Ambassador Powell, a career diplomat, had been posted to Ghana just before the attacks of 9/11. In their scorched-earth aftermath, she accepted the offer to serve as ambassador to Pakistan, managing what had arguably become America’s most challenging diplomatic posting from 2002 to 2004. Adding a tour of duty in Nepal to her distinguished foreign-service career, Ambassador Powell was more attuned to the value of promoting humanitarian aid than some of her predecessors. She gave a speech fo
rmally opening the new facility, which she called “a combination of the best of American intentions and Nepalese ingenuity.”
Tabin, along with the HCP’s Job Heintz and Emily Newick, stood off to the side of the stage while the VIPs made their speeches, surveying what their five-year fund-raising campaign had made possible. Uphill from Tilganga’s original building, a new five-story, 110,000-square-foot brick hospital stood, connected to its predecessor by an elevated blue walkway that curved between the buildings, like a sanitary version of the Stream of Sesame Seeds that had given the site its name. The series of USAID grants that Heintz wrote, submitted, rewrote, and resubmitted generated almost $3 million for the project. Tabin made personal appeals to his most important supporters, and more than six million additional dollars rolled in to complete the construction, and equip the facility, from both private donors and foundations like Fred Hollows.

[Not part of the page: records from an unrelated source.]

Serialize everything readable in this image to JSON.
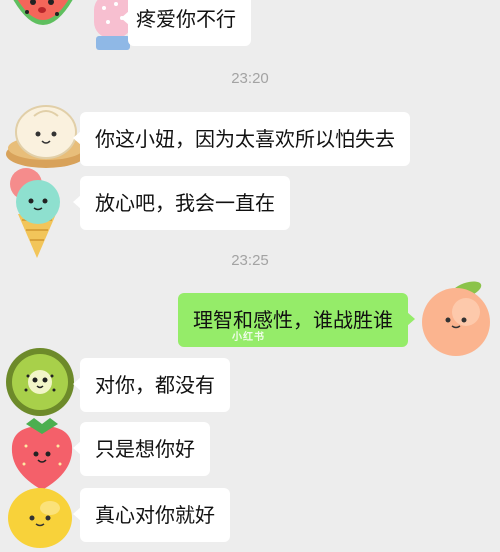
{
  "messages": [
    {
      "text": "疼爱你不行"
    },
    {
      "text": "你这小妞，因为太喜欢所以怕失去"
    },
    {
      "text": "放心吧，我会一直在"
    },
    {
      "text": "理智和感性，谁战胜谁"
    },
    {
      "text": "对你，都没有"
    },
    {
      "text": "只是想你好"
    },
    {
      "text": "真心对你就好"
    }
  ],
  "timestamps": [
    "23:20",
    "23:25"
  ],
  "watermark": "小红书",
  "avatars": [
    {
      "icon": "watermelon-avatar-icon"
    },
    {
      "icon": "glove-avatar-icon"
    },
    {
      "icon": "bun-avatar-icon"
    },
    {
      "icon": "ice-cream-avatar-icon"
    },
    {
      "icon": "peach-avatar-icon"
    },
    {
      "icon": "kiwi-avatar-icon"
    },
    {
      "icon": "strawberry-avatar-icon"
    },
    {
      "icon": "lemon-avatar-icon"
    }
  ],
  "colors": {
    "background": "#ededed",
    "incoming_bubble": "#ffffff",
    "outgoing_bubble": "#95ec69",
    "timestamp_text": "#a3a3a3"
  }
}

In 1994, the year Tilganga was founded, the hospital and its outreach teams screened 22,290 people for eye disease and completed 1,728 surgeries. In 2009, the new Tilganga and its mobile surgical units would screen 275,430 people and provide 16,603 surgeries. On the third floor, a library, lecture hall, and a suite of offices gave Tilganga the capacity to house and train twenty-eight surgical fellows at once, realizing Tabin’s vision of Tilganga as a formidable incubator for teaching young ophthalmologists the techniques Ruit had pioneered. Four additional operating rooms below meant Tilganga could enlarge its staff, perform more than two hundred surgeries a day, and care for patients in a twenty-five-bed recovery ward.
Tabin had also convinced the London Vision Clinic, one of the world’s foremost Lasik surgery training centers, to partner with Tilganga. The LVC had donated two late-model Zeiss lasers and was training the Nepali surgeon who would operate them. Once the Lasik suite was functional, Tilganga could cover a significant portion of its operating costs by charging Nepalese of means $500 a surgery, less than they’d been paying for a plane ticket to a facility of similar quality in Singapore.